Станция была полна народом, когда Козельцов подъехал к ней. Первое лицо, встретившееся ему еще на крыльце, был худощавый, очень молодой человек, смотритель, который перебранивался с следовавшими за ним двумя офицерами.
– И не то что трое суток, и десятеро суток подождете! и генералы ждут, батюшка! – говорил смотритель с желанием кольнуть проезжающих, – а я вам не запрягусь же.
– Так никому не давать лошадей, коли нету!.. А зачем дал какому-то лакею с вещами? – кричал старший из двух офицеров, с стаканом чая в руках и видимо избегая местоимения, но давая чувствовать, что очень легко и ты сказать смотрителю.

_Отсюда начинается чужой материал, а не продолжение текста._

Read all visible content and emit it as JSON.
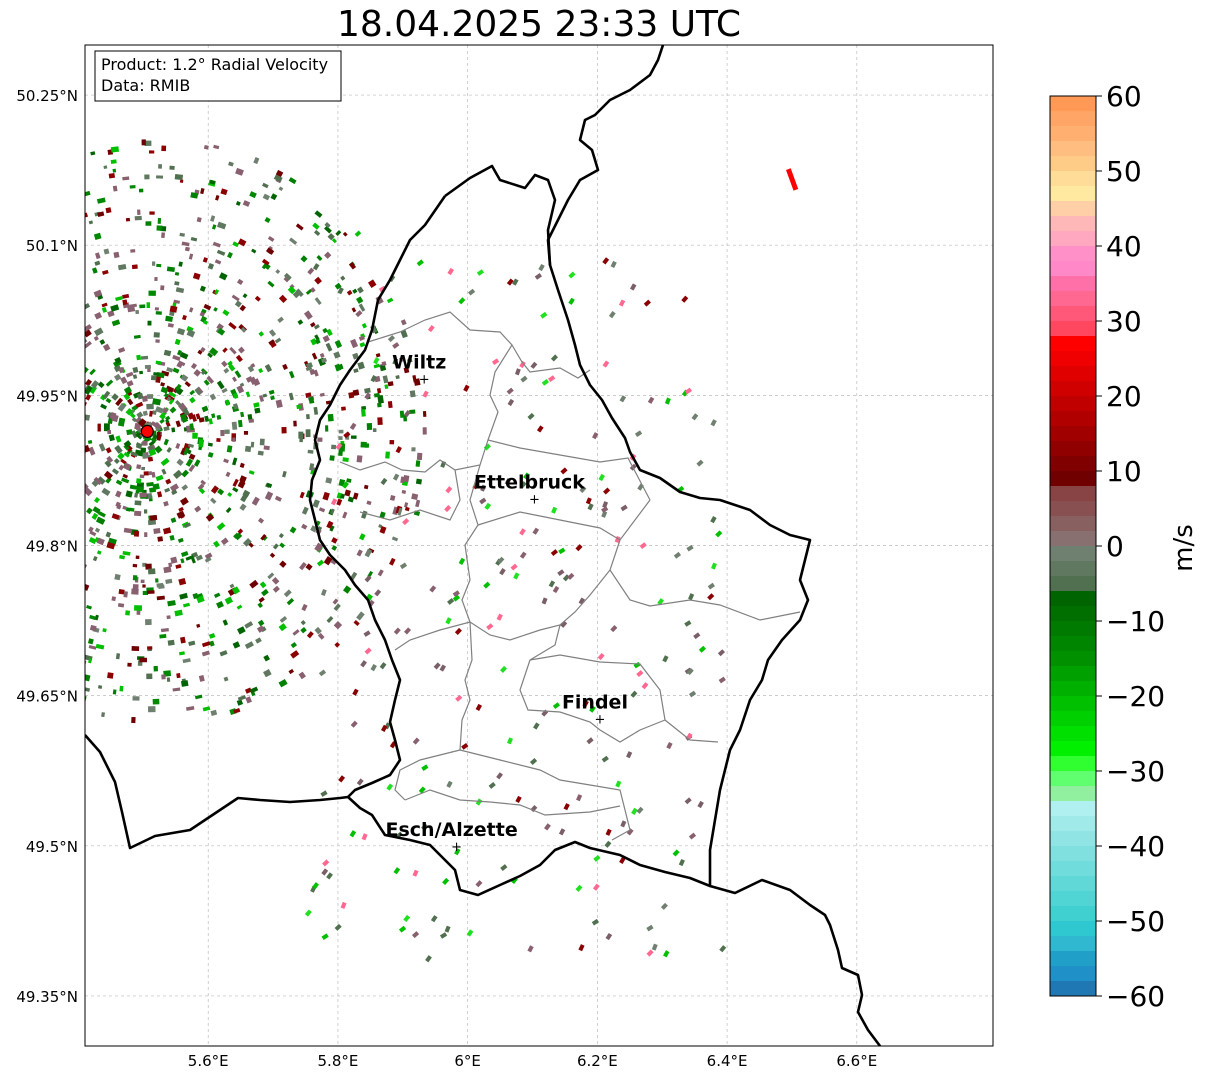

– Ведь вы сами рассудите, господин смотритель, – говорил с запинками другой, молоденький офицерик, – нам не для своего удовольствия нужно ехать. Ведь мы тоже стало быть нужны, коли нас требовали. А то я право генералу Крамперу непременно это скажу. А то ведь это что ж… вы, значит, не уважаете офицерского звания.
– Вы всегда испортите! – перебил его с досадой старший: – вы только мешаете мне; надо уметь с ними говорить. Вот он и потерял уваженье. Лошадей сию минуту, я говорю!
– И рад бы, батюшка, да где их взять-то?
Смотритель помолчал немного и вдруг разгорячился и, размахивая руками, начал говорить:
– Я, батюшка, сам понимаю и всё знаю; да что станете делать! Вот дайте мне только (на лицах офицеров выразилась надежда)… дайте только до конца месяца дожить – и меня здесь не будет. Лучше на Малахов курган пойду, чем здесь оставаться. Ей Богу! Пусть делают как хотят, когда такие распоряжения: на всей станции теперь ни одной повозки крепкой нет, и клочка сена уж третий день лошади не видали.
И смотритель скрылся в воротах.
Козельцов вместе с офицерами вошел в комнату.
– Что ж, – совершенно спокойно сказал старший офицер младшему, хотя за секунду перед этим он казался разъяренным, – уж 3 месяца едем, подождем еще. Не беда – успеем.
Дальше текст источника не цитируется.